Se queremos um país onde a democracia tenha mais vigor em 2017, é preciso olhar para as lições de 2016. O impeachment de Dilma Rousseff e a Operação Lava Jato mostraram que as gambiarras orçamentárias e a sangria da máquina do Estado não mais passarão impunes. Por outro lado, os últimos embates entre o STF e o Senado colocaram o país perto de uma crise institucional sem precedentes. Mas, além dos acontecimentos envolvendo as grandes figuras da República, há lições valiosas a extrair de fatos bem mais próximos, como as invasões de escolas e universidades. Se vemos a necessidade de voltar a esse tema, é porque alguns aspectos desse movimento intrinsecamente ligados à compreensão de democracia ainda não foram entendidos por todos.
A maior parte da sociedade compreende o grande dano causado por protestos desse tipo e repudiou as invasões. Também a comunidade escolar, em várias instituições, rechaçou a invasão como método, mesmo tendo posições contrárias à MP do ensino médio ou à PEC do Teto. Mais que em considerações práticas – e válidas –, como o prejuízo com dias de aula perdidos, o ideal é que tal rejeição tenha se baseado na convicção de que numa democracia ninguém, isoladamente ou em grupo, pode impor na marra as próprias vontades e ideias sobre os demais, por mais nobres que sejam. Não se recorre à força para tolher direitos dos outros. Esta ideia é basilar para uma autêntica cultura democrática.

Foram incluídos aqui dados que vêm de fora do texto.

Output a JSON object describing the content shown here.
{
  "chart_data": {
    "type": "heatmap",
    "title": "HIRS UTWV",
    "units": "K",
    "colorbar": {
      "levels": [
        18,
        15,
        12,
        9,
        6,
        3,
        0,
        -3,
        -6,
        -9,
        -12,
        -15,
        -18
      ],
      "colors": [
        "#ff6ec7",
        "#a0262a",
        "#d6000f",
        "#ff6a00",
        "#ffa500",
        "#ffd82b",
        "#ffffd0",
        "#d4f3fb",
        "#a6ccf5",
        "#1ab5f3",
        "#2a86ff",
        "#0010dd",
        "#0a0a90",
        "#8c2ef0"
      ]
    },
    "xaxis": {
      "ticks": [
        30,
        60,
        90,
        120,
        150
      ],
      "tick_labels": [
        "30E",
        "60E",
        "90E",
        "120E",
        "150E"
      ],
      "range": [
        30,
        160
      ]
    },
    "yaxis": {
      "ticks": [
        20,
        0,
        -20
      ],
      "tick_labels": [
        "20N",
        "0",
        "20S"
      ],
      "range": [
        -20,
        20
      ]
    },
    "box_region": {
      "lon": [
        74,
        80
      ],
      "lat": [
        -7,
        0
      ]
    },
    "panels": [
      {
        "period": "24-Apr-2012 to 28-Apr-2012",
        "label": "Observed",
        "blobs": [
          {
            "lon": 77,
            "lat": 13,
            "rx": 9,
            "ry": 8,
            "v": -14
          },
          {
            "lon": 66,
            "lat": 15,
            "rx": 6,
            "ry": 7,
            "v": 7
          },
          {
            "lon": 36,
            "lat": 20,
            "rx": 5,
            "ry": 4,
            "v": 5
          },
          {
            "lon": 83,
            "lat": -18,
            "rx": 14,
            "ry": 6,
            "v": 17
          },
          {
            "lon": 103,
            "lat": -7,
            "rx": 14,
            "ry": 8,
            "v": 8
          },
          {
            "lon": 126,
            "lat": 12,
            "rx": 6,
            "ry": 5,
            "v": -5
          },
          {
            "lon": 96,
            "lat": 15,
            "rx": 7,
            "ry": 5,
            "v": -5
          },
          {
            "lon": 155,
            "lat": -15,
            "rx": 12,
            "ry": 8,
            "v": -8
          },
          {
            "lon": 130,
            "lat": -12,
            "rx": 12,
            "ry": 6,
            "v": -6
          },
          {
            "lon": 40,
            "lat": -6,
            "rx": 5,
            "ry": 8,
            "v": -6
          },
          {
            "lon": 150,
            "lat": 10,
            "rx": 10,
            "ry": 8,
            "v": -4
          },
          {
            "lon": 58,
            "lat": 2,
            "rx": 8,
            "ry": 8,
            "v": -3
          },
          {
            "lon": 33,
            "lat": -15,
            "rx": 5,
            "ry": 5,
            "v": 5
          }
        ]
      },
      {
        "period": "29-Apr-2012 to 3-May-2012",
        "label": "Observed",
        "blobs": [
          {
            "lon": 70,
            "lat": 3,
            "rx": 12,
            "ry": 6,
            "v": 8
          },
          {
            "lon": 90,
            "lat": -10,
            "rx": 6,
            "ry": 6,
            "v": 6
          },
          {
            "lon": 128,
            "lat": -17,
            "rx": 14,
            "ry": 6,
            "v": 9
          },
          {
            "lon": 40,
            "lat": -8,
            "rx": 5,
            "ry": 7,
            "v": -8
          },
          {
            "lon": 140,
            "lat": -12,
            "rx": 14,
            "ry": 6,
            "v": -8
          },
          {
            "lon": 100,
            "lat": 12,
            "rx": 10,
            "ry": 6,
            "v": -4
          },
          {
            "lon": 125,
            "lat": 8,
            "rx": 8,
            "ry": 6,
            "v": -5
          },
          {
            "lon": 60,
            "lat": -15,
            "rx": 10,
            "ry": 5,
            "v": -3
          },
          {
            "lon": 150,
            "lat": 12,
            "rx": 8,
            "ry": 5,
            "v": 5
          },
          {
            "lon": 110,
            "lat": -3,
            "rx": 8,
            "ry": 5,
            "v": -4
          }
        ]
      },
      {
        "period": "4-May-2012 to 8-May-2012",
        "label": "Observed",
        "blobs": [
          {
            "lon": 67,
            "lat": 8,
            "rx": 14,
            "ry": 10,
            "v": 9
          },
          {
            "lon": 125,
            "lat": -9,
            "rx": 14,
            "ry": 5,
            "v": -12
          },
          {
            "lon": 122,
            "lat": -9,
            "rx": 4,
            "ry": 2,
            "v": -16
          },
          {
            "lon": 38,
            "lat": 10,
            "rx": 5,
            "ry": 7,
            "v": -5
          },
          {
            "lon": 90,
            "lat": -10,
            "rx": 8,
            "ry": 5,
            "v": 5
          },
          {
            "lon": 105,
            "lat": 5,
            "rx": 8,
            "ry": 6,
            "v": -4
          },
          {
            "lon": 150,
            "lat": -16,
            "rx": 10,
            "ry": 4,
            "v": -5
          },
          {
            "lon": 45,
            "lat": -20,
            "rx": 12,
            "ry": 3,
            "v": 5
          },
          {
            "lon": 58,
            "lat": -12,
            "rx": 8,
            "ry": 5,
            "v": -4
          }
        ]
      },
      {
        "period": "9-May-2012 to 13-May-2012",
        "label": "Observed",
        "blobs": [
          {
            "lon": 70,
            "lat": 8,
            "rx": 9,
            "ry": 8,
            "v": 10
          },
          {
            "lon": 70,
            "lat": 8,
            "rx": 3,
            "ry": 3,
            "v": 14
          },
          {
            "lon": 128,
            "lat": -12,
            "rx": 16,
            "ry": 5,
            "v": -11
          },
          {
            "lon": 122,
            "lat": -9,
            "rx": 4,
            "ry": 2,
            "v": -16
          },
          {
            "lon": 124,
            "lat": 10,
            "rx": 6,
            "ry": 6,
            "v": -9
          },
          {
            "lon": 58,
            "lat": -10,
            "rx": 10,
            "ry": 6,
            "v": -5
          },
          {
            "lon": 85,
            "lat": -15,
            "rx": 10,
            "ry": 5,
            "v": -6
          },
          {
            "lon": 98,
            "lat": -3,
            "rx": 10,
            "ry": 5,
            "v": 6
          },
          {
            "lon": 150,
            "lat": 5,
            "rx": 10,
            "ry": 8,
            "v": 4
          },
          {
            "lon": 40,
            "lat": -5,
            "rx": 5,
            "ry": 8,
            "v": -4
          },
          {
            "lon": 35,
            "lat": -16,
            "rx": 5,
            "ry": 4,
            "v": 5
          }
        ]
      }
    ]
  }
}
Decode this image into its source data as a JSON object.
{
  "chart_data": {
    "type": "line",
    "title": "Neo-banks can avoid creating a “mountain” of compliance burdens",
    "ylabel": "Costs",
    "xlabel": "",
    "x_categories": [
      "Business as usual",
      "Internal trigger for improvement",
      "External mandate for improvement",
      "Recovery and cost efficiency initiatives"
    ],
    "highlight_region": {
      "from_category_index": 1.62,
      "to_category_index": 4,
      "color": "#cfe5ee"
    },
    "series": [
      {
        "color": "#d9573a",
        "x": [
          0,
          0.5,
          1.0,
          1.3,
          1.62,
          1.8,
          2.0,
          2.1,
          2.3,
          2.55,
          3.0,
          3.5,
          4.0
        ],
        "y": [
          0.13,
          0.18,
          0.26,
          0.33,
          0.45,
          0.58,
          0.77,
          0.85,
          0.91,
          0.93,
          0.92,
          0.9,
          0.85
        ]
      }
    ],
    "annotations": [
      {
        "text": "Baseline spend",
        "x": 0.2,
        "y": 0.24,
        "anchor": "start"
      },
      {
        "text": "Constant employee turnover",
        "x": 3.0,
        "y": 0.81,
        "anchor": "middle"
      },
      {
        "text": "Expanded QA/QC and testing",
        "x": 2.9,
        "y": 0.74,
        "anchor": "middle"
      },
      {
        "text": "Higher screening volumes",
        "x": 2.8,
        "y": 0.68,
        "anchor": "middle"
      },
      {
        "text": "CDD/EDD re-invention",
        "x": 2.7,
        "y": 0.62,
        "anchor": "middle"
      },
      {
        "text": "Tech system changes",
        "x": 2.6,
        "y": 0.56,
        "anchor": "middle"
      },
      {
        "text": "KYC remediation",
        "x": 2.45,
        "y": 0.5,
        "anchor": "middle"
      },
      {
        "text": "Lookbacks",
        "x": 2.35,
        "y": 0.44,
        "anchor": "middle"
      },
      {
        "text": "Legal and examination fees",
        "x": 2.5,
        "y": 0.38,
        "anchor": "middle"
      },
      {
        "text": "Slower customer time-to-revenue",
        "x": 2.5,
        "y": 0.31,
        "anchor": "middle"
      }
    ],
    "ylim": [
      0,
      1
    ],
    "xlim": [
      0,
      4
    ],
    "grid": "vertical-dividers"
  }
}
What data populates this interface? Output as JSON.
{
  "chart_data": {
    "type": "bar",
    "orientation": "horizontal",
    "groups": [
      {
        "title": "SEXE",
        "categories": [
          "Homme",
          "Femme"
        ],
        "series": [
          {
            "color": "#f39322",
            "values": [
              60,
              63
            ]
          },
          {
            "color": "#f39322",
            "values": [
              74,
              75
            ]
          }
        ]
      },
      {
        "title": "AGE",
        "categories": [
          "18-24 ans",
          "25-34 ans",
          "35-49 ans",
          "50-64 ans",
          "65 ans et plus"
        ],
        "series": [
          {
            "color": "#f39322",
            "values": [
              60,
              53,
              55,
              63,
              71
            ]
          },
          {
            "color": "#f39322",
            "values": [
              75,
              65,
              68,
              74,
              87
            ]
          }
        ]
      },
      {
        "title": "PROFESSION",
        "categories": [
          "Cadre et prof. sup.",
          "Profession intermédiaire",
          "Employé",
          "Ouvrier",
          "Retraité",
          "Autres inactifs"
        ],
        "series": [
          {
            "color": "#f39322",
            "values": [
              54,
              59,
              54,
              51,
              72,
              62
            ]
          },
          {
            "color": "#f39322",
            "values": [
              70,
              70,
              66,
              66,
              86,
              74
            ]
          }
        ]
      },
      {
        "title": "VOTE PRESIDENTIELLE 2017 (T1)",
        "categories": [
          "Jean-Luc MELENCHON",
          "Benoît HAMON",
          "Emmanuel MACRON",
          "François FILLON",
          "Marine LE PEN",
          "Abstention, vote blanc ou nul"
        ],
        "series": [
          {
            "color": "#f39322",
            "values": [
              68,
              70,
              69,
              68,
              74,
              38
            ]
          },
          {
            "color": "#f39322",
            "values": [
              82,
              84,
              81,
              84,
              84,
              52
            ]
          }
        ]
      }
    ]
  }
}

Não podemos deixar aberto um flanco para o autoritarismo disfarçado de “respeito à maioria”
Mas existe uma outra noção importante, que se refere ao alcance da vontade da maioria. Ela é um componente essencial da democracia, e convencionou-se chamá-lo de “princípio majoritário”. É ele, por exemplo, que concede legitimidade aos governantes, escolhidos pela maioria do voto de toda a população de um município, estado ou país. A segunda maneira ordinária de colocar em ação o princípio majoritário se verifica quando, via representação, os membros do Legislativo escolhidos pelo povo elaboram leis. E, excepcionalmente, a totalidade da população também é chamada a se pronunciar em plebiscitos ou referendos.
Seria um equívoco, no entanto, associar a democracia única e exclusivamente à aplicação do princípio majoritário. A própria noção de dignidade humana coloca um limite à vontade da maioria: ela não pode, jamais, avançar sobre direitos fundamentais e inalienáveis. Do contrário, já não estaríamos em uma verdadeira democracia, e sim em uma “ditadura da maioria” que aceitaria a retirada desses direitos, com prejuízos incalculáveis. É por respeito aos direitos fundamentais do cidadão, por exemplo, que os habitantes de uma cidade nunca poderiam se reunir e impedir a instalação de um estabelecimento comercial como uma padaria ou uma loja de roupas. Nem seria aceitável que trabalhadores de uma empresa decidissem “isolar” um empregado cuja posição ideológica, embora legítima, destoasse da maioria, até que ele resolvesse pedir demissão ou até que o empregador o mandasse embora em nome da manutenção de um ambiente de cooperação. Tais decisões violariam direitos fundamentais à livre iniciativa e de exercer uma atividade profissional.
Isso nos traz de volta às invasões. Quando o Prédio Histórico da UFPR foi invadido, por exemplo, um grupo de alunos emitiu nota de protesto reclamando não tanto do ato em si (pois esse grupo era favorável a uma invasão), mas do fato de ele ter ocorrido antes da assembleia que deliberaria sobre o tema, como se a eventual aprovação tivesse o poder de legitimar o protesto. Uma noção triplamente equivocada. Primeiro, porque a própria natureza da invasão já era antidemocrática, por se tratar de uma imposição de plataformas pela força. O segundo erro é pretender aplicar o princípio majoritário a maiorias circunstanciais (como uma reunião ou assembleia), quando ele se refere à totalidade da população. E, por fim, porque nem mesmo se toda a população desse um voto formal de apoio às invasões seria aceitável a restrição aos direitos de estudantes, professores e funcionários.
Se aceitarmos que direitos inalienáveis sejam limitados ou até suprimidos pela mera vontade da maioria reunida em assembleia ou em votação geral, estaremos deixando aberto um flanco para o autoritarismo disfarçado de “respeito à maioria”. Esta é uma lição que vale a pena consolidar em 2017.